Making the Connections
One of the most frequently asked questions I have received this past year during my data modeling classes is "What's a good mapping tool?"
That is, what software tool would I recommend for capturing and displaying how a logical attribute is represented in one or more physical columns, or how a structure on a project data model "connects" to a structure on an enterprise data model, or how an entity on a conceptual data model maps to one or more entities on a logical data model?
Having a data model traceability tool store and manage these connections makes analysis, modeling and integration activities quicker to complete and usually provides greater accuracy than manually managing the mappings in a standalone spreadsheet. I asked the Design Challengers: What tool do you use in your organization to manage these mappings?
The four types of tools for maintaining these mappings are data modeling tools, metadata repositories, developer tools and spreadsheets. What surprised me about this challenge was the high number of our user community (more than 65 percent) who use data modeling tools for this purpose.
Data Modeling Tools
Data modeling tools are a great place to store mapping because in many organizations, the roles (people) who build the models are also responsible for mapping. In addition, the source and target data elements are already stored in the modeling tool. The downside is that not everyone responsible for these mappings has access to these tools or knows how to use them. In addition, these tools may not be designed for mapping and, therefore, may not be straightforward to get data in or produce reports in an easy-to-read spreadsheet format.
Chuck Wiberley, manager, data architecture, uses the user-defined properties feature of ERwin Data Modeler to manage the traceability from logical to physical data model. Forrest Carter, data architect, uses the Notes tab in ERwin to store lineage. Craig Ernewein, data architect, and several others use ER/Studio to manage these mappings. Several Design Challengers use PowerDesigner, which contains the lineage feature as part of its tool. One responder to this challenge said PowerDesigner supports the Zachman Framework, and therefore allows different models, diagrams and objects to link to each other as required.
Metadata repositories are great for storing lineage because these tools treat every piece of metadata as a separate object (which could relate to one or more other objects). In this fashion entities can relate to one or more models, data elements can relate to one or more entities, etc. The three big drawbacks to using these tools are their high price tag, steep learning curve and often the lack of a user-friendly presentation (such as a spreadsheet). Metadata repositories can be off-the-shelf or homegrown:
Off-the-shelf. There are several off-the-shelf tools such as BrownStone and Metabase. Mike Gorman, CTO, says in Metabase many types of mappings are possible: "Data elements can be independently mapped to database models that are logical ... Logical models can be mapped to physical."
Custom built.
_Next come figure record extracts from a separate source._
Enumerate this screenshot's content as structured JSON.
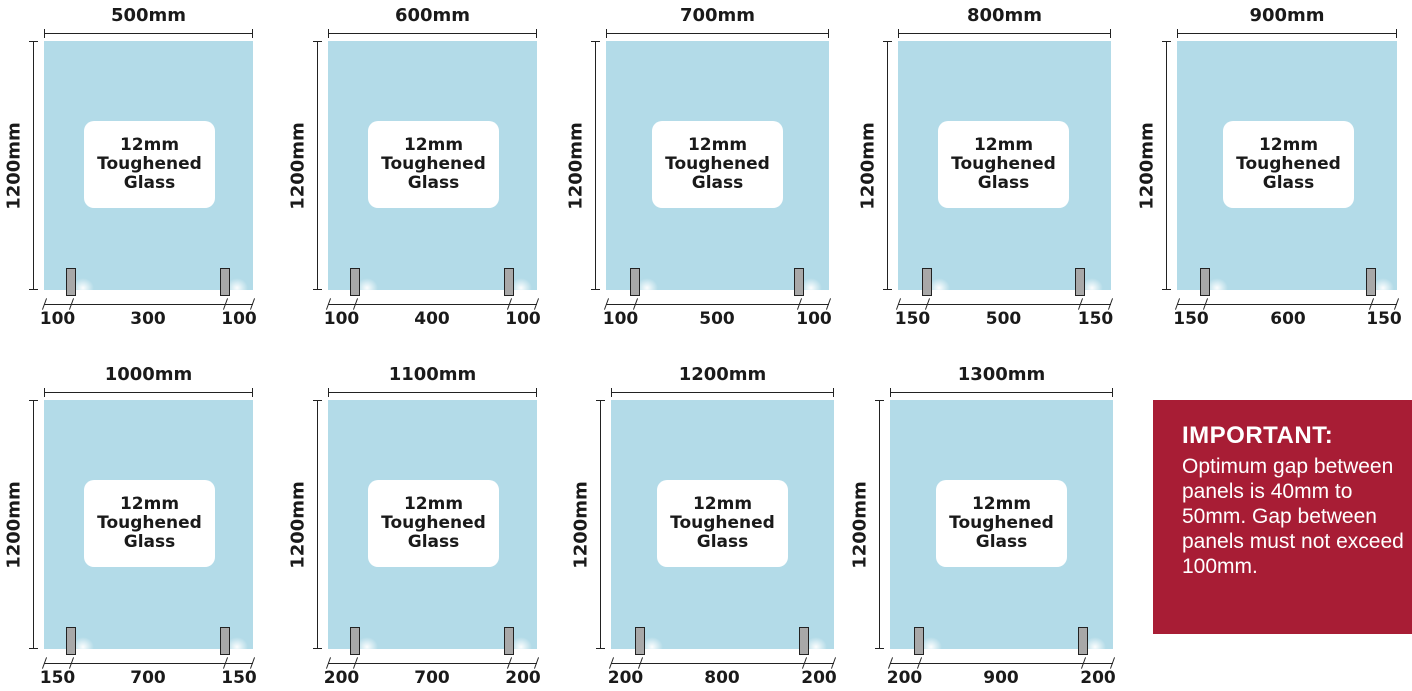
{
  "height_label": "1200mm",
  "glass_label": [
    "12mm",
    "Toughened",
    "Glass"
  ],
  "panels": [
    {
      "width": "500mm",
      "segments": [
        "100",
        "300",
        "100"
      ]
    },
    {
      "width": "600mm",
      "segments": [
        "100",
        "400",
        "100"
      ]
    },
    {
      "width": "700mm",
      "segments": [
        "100",
        "500",
        "100"
      ]
    },
    {
      "width": "800mm",
      "segments": [
        "150",
        "500",
        "150"
      ]
    },
    {
      "width": "900mm",
      "segments": [
        "150",
        "600",
        "150"
      ]
    },
    {
      "width": "1000mm",
      "segments": [
        "150",
        "700",
        "150"
      ]
    },
    {
      "width": "1100mm",
      "segments": [
        "200",
        "700",
        "200"
      ]
    },
    {
      "width": "1200mm",
      "segments": [
        "200",
        "800",
        "200"
      ]
    },
    {
      "width": "1300mm",
      "segments": [
        "200",
        "900",
        "200"
      ]
    }
  ],
  "important": {
    "title": "IMPORTANT:",
    "lines": [
      "Optimum gap between",
      "panels is 40mm to",
      "50mm. Gap between",
      "panels must not exceed",
      "100mm."
    ]
  },
  "colors": {
    "glass": "#b3dbe8",
    "important_bg": "#a81d35",
    "spigot": "#a8a8a8"
  }
}
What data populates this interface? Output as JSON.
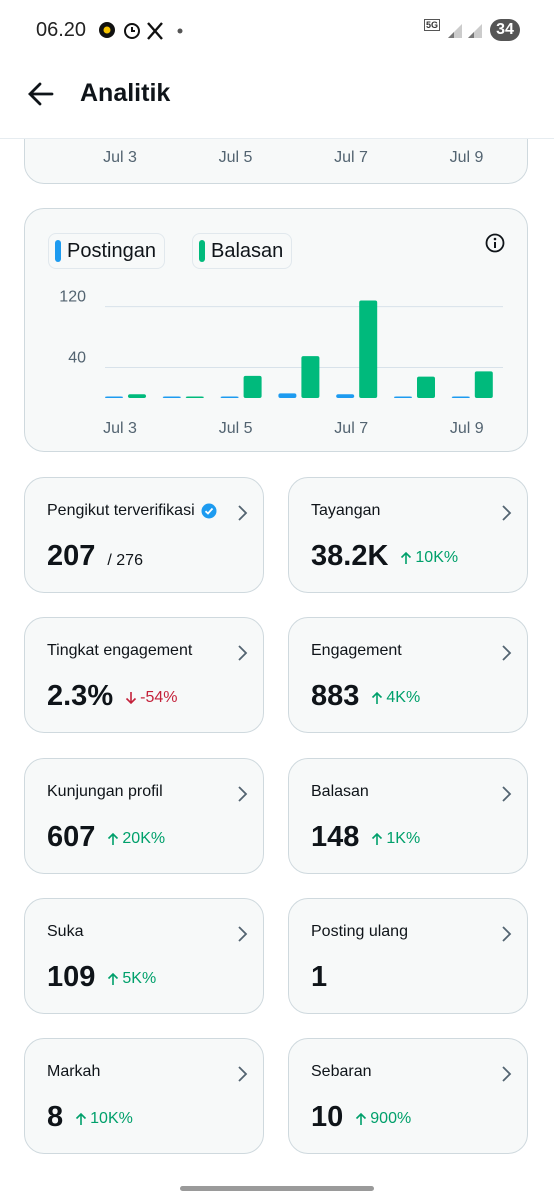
{
  "status_bar": {
    "time": "06.20",
    "network": "5G",
    "battery": "34"
  },
  "header": {
    "title": "Analitik"
  },
  "top_card": {
    "x_labels": [
      "Jul 3",
      "Jul 5",
      "Jul 7",
      "Jul 9"
    ]
  },
  "chart_data": {
    "type": "bar",
    "categories": [
      "Jul 3",
      null,
      "Jul 5",
      null,
      "Jul 7",
      null,
      "Jul 9"
    ],
    "series": [
      {
        "name": "Postingan",
        "color": "#1d9bf0",
        "values": [
          1,
          1,
          1,
          6,
          5,
          1,
          1
        ]
      },
      {
        "name": "Balasan",
        "color": "#00ba7c",
        "values": [
          5,
          1,
          29,
          55,
          128,
          28,
          35
        ]
      }
    ],
    "ylim": [
      0,
      130
    ],
    "yticks": [
      40,
      120
    ],
    "grid": true
  },
  "metrics": [
    {
      "label": "Pengikut terverifikasi",
      "value": "207",
      "total": "/ 276",
      "verified": true
    },
    {
      "label": "Tayangan",
      "value": "38.2K",
      "change": "10K%",
      "direction": "up"
    },
    {
      "label": "Tingkat engagement",
      "value": "2.3%",
      "change": "-54%",
      "direction": "down"
    },
    {
      "label": "Engagement",
      "value": "883",
      "change": "4K%",
      "direction": "up"
    },
    {
      "label": "Kunjungan profil",
      "value": "607",
      "change": "20K%",
      "direction": "up"
    },
    {
      "label": "Balasan",
      "value": "148",
      "change": "1K%",
      "direction": "up"
    },
    {
      "label": "Suka",
      "value": "109",
      "change": "5K%",
      "direction": "up"
    },
    {
      "label": "Posting ulang",
      "value": "1"
    },
    {
      "label": "Markah",
      "value": "8",
      "change": "10K%",
      "direction": "up"
    },
    {
      "label": "Sebaran",
      "value": "10",
      "change": "900%",
      "direction": "up"
    }
  ]
}
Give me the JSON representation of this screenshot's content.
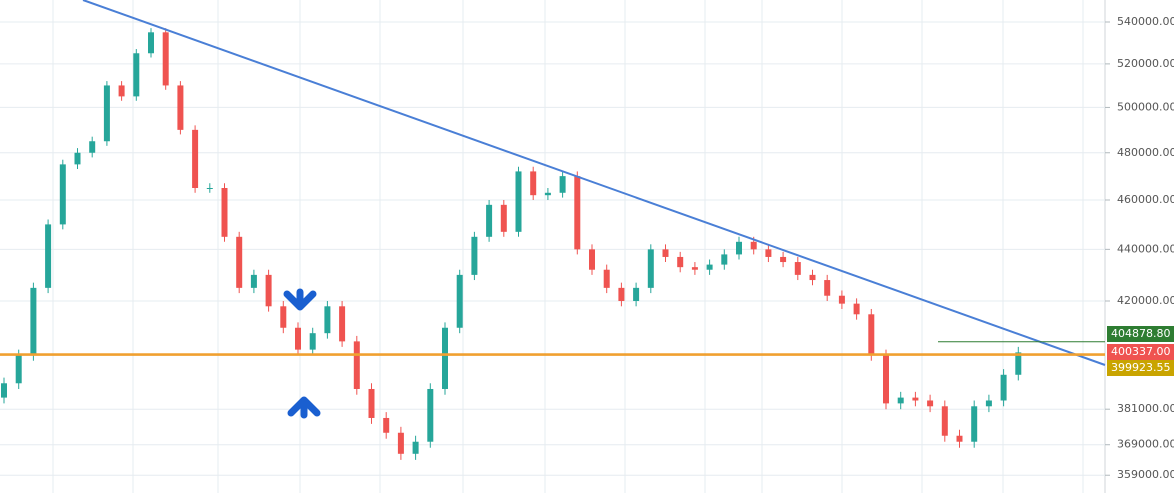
{
  "chart_data": {
    "type": "candlestick",
    "log_scale": true,
    "grid": true,
    "up_color": "#26a69a",
    "down_color": "#ef5350",
    "ylim": [
      353300,
      550800
    ],
    "yticks": [
      {
        "value": 540000,
        "label": "540000.00"
      },
      {
        "value": 520000,
        "label": "520000.00"
      },
      {
        "value": 500000,
        "label": "500000.00"
      },
      {
        "value": 480000,
        "label": "480000.00"
      },
      {
        "value": 460000,
        "label": "460000.00"
      },
      {
        "value": 440000,
        "label": "440000.00"
      },
      {
        "value": 420000,
        "label": "420000.00"
      },
      {
        "value": 381000,
        "label": "381000.00"
      },
      {
        "value": 369000,
        "label": "369000.00"
      },
      {
        "value": 359000,
        "label": "359000.00"
      }
    ],
    "price_labels": [
      {
        "value": 404878.8,
        "label": "404878.80",
        "color": "#2e7d32"
      },
      {
        "value": 400337,
        "label": "400337.00",
        "color": "#ef5350"
      },
      {
        "value": 399923.55,
        "label": "399923.55",
        "color": "#c9a400"
      }
    ],
    "open": [
      385000,
      390000,
      400000,
      425000,
      450000,
      475000,
      480000,
      485000,
      510000,
      505000,
      525000,
      535000,
      510000,
      490000,
      465000,
      465000,
      445000,
      425000,
      430000,
      418000,
      410000,
      402000,
      408000,
      418000,
      405000,
      388000,
      378000,
      373000,
      366000,
      370000,
      388000,
      410000,
      430000,
      445000,
      458000,
      447000,
      472000,
      462000,
      463000,
      470000,
      440000,
      432000,
      425000,
      420000,
      425000,
      440000,
      437000,
      433000,
      432000,
      434000,
      438000,
      443000,
      440000,
      437000,
      435000,
      430000,
      428000,
      422000,
      419000,
      415000,
      400000,
      383000,
      385000,
      384000,
      382000,
      372000,
      370000,
      382000,
      384000,
      393000
    ],
    "high": [
      392000,
      402000,
      427000,
      452000,
      477000,
      482000,
      487000,
      512000,
      512000,
      527000,
      537000,
      537000,
      512000,
      492000,
      467000,
      467000,
      447000,
      432000,
      432000,
      420000,
      412000,
      410000,
      420000,
      420000,
      407000,
      390000,
      380000,
      375000,
      372000,
      390000,
      412000,
      432000,
      447000,
      460000,
      460000,
      474000,
      474000,
      465000,
      472000,
      472000,
      442000,
      434000,
      427000,
      427000,
      442000,
      442000,
      439000,
      435000,
      436000,
      440000,
      445000,
      445000,
      442000,
      439000,
      437000,
      432000,
      430000,
      424000,
      421000,
      417000,
      402000,
      387000,
      387000,
      386000,
      384000,
      374000,
      384000,
      386000,
      395000,
      403000
    ],
    "low": [
      383000,
      388000,
      398000,
      423000,
      448000,
      473000,
      478000,
      483000,
      503000,
      503000,
      523000,
      508000,
      488000,
      463000,
      463000,
      443000,
      423000,
      423000,
      416000,
      408000,
      400000,
      400000,
      406000,
      403000,
      386000,
      376000,
      371000,
      364000,
      364000,
      368000,
      386000,
      408000,
      428000,
      443000,
      445000,
      445000,
      460000,
      460000,
      461000,
      438000,
      430000,
      423000,
      418000,
      418000,
      423000,
      435000,
      431000,
      430000,
      430000,
      432000,
      436000,
      438000,
      435000,
      433000,
      428000,
      426000,
      420000,
      417000,
      413000,
      398000,
      381000,
      381000,
      382000,
      380000,
      370000,
      368000,
      368000,
      380000,
      382000,
      391000
    ],
    "close": [
      390000,
      400000,
      425000,
      450000,
      475000,
      480000,
      485000,
      510000,
      505000,
      525000,
      535000,
      510000,
      490000,
      465000,
      465000,
      445000,
      425000,
      430000,
      418000,
      410000,
      402000,
      408000,
      418000,
      405000,
      388000,
      378000,
      373000,
      366000,
      370000,
      388000,
      410000,
      430000,
      445000,
      458000,
      447000,
      472000,
      462000,
      463000,
      470000,
      440000,
      432000,
      425000,
      420000,
      425000,
      440000,
      437000,
      433000,
      432000,
      434000,
      438000,
      443000,
      440000,
      437000,
      435000,
      430000,
      428000,
      422000,
      419000,
      415000,
      400000,
      383000,
      385000,
      384000,
      382000,
      372000,
      370000,
      382000,
      384000,
      393000,
      401000
    ]
  }
}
Thijs van der Feltz, information architect, is very satisfied with a custom metadata repository, and his organization has used it for more than 20 years. This tool maintains an enterprise data model (with more than 4,000 entity types). When a new conceptual model is presented, it is validated against this enterprise model. Based on matching concepts and relationships to existing entities, the new model is incrementally added to the enterprise model.
A number of organizations I have worked with capture this lineage in their developer tools. Because these tools are great at mapping data (such as extract, transform and load tools) they can often be used to map metadata. The added benefit of using tools such as Informatica, Altova MapForce and Microsoft Visual Studio to capture this mapping is that it increases the odds that the data model and accompanying mapping metadata will be used.
If the data model and lineage can be imported into the tool (or built directly into the tool), it will save the developers time and ensure a tight connection between analysis and development. There are three concerns with using developer tools to manage the mappings: these tools sometimes come with a steep learning curve, not everyone has access to these tools, and they may not support a spreadsheet-like display mechanism.
Spreadsheets are a popular choice for storing and displaying these mappings because the tools are intuitive and inexpensive. Norman Daoust, data modeling consultant, says, "You can make them as simple or complex as needed to suit the task; you can customize them as you see fit; anyone can read them and add comments, status, etc., without special software." The con with spreadsheets is the effort required to maintain them and the lack of a central repository to allow reuse.